One goal of treating asthma is to help you maintain a normal and healthy lifestyle that includes exercise and other physical activities. By taking asthma medication according to the prescription, avoiding triggers, checking symptoms, and seeing how well your lungs are working, you can achieve them. If you cannot be active because of asthma symptoms, talk to your doctor about asthma. Small changes in the plan for asthma may be needed to relieve asthma during exercise or other activities.
Go for the convenient ones
Team sports, including short-term explosions such as volleyball, gymnastics, baseball and wrestling, as well as individual or group entertainment such as hiking, biking and hiking are good. Swimming is also a good choice because you usually breathe very warm and moist air when you do it. This is also a great way to build your upper body strength.
Activities such as soccer, running, basketball and field hockey, may not be that easy. Cold sports such as ice hockey, cross-country skiing and ice skating can also pose challenges. However, many asthmatics can fully participate in this activity.
Before you start any exercise, talk with your doctor. This will help you decide which activities are best for you. He will develop an action plan that tells you what to do before training and if you have symptoms during exercise.
Controlling Asthma while Exercising
Always use your asthma medication (inhaled bronchodilator or chromolin) as specified in the Asthma Action Plan before you start exercising.
- Do a warm up exercise and let it cool down after exercising.
- Exercise indoors in cold weather or wear a mask or scarf on your nose and mouth.
- In cases of allergic asthma, avoid exercising outdoors if pollen or high air pollution.
- Limit exercise if you have a viral infection such as a cold.
- Practice at the level that is right for you.
Staying active is important for your physical and mental health.
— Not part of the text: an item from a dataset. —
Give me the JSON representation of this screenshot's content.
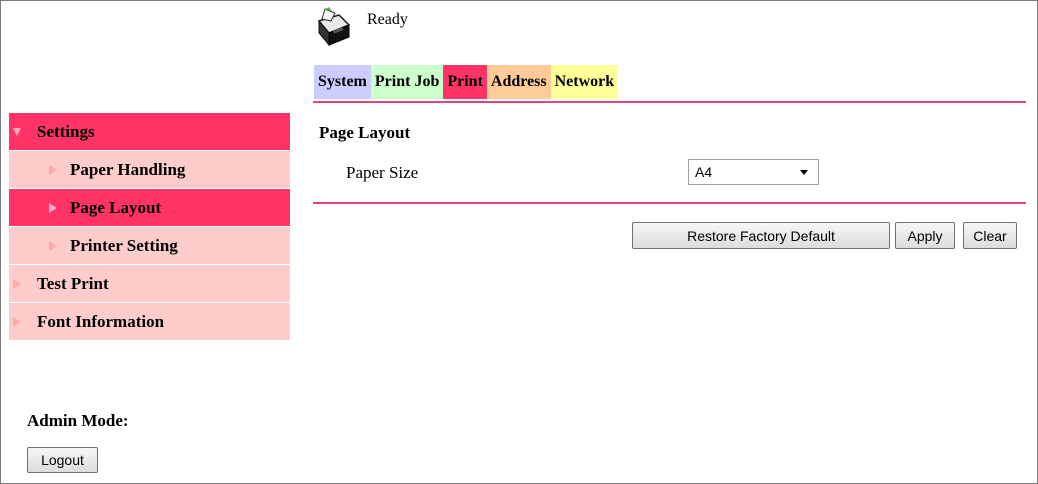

Remember: Asthma is not an excuse to avoid exercise. With the right diagnosis and the most effective treatment, you should be able to use an exercise program without asthma symptoms.
Attack while exercising
Your doctor may talk to you about physical. That can happen if you have asthma or not. In this case, your respiratory tract shrinks and you have asthma symptoms during exercise such as cough, difficulty in breathing, shortness of breath, etc. In this case, stop and follow the instructions in the Asthma Action Plan. Make sure the life-saving inhaler is comfortable and use it as soon as possible immediately after symptoms appear. If your symptoms don’t improve, call an ambulance.